Assuming < 50% is being utilized we can expect speedup 

In [2]:
model_name = "sentence-transformers/all-MiniLM-L6-v2"

In [3]:
from nemo_curator.stages.resources import Resources
from nemo_curator.stages.text.embedders import EmbeddingCreatorStage
from nemo_curator.stages.text.models.utils import format_name_with_suffix

embedding_creator = EmbeddingCreatorStage(model_identifier=model_name, model_inference_batch_size=256)

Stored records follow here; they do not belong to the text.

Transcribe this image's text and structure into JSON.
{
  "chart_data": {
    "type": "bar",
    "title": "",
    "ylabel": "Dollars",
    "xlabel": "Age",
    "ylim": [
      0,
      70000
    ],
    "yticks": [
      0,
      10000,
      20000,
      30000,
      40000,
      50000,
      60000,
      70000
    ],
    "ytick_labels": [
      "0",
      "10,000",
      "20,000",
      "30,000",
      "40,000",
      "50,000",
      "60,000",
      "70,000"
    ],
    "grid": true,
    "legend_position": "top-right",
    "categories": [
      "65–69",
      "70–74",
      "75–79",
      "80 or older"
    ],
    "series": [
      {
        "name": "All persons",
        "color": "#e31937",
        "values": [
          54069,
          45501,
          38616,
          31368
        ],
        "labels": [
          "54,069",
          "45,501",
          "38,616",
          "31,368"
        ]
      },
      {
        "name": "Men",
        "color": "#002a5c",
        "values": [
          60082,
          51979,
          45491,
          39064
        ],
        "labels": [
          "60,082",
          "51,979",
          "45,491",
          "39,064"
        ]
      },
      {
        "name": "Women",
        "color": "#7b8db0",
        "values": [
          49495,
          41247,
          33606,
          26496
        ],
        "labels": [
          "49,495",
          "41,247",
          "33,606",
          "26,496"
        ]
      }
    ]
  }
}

embedding_creator_half_gpu = EmbeddingCreatorStage(model_identifier=model_name, model_inference_batch_size=256).with_(
    {format_name_with_suffix(model_name, "_model"): {"resources": Resources(gpus=0.5)}}
)

In [None]:
import uuid

from nemo_curator.backends.experimental.ray_data import RayDataExecutor
from nemo_curator.core.client import RayClient
from nemo_curator.pipeline import Pipeline
from nemo_curator.stages.text.io.reader.parquet import ParquetReader
from nemo_curator.stages.text.io.writer.parquet import ParquetWriter

input_path = "./tinystories_train_parquet"
output_path = "./output_path/"
ray_temp_dir = "/tmp"  # noqa: S108

shutil.rmtree(output_path, ignore_errors=True)

time_taken = {}
for _embedding_creator, _name in [(embedding_creator, "full_gpu"), (embedding_creator_half_gpu, "half_gpu")]:
    # Ensure RAY_ADDRESS is cleared before starting a new cluster
    os.environ["RAY_ADDRESS"] = ""
    ray_temp_dir_path = os.path.join(ray_temp_dir, str(uuid.uuid4())[:6])
    pipeline = Pipeline(
        name=_name,
        stages=[
            ParquetReader(
                file_paths=input_path,
                fields=["text"],
            ),
            _embedding_creator,
            ParquetWriter(os.path.join(output_path, f"{_name}_tinystories")),
        ],
    )
    with RayClient(
        num_cpus=64,
        num_gpus=4,
        ray_temp_dir=ray_temp_dir_path,
        ray_dashboard_host="0.0.0.0",  # noqa: S104
    ) as client:
        t0 = time.time()
        pipeline.run(RayDataExecutor())
        t1 = time.time()
        time_taken[_name] = t1 - t0
        print(f"Time taken for {_name}: {t1 - t0} seconds")
    # Small delay to ensure Ray cluster is fully cleaned up before next iteration
    time.sleep(2)

2025-11-20 23:44:39,539	INFO worker.py:1691 -- Using address 127.0.1.1:6380 set in the environment variable RAY_ADDRESS
2025-11-20 23:44:39,548	INFO worker.py:1832 -- Connecting to existing Ray cluster at address: 127.0.1.1:6380...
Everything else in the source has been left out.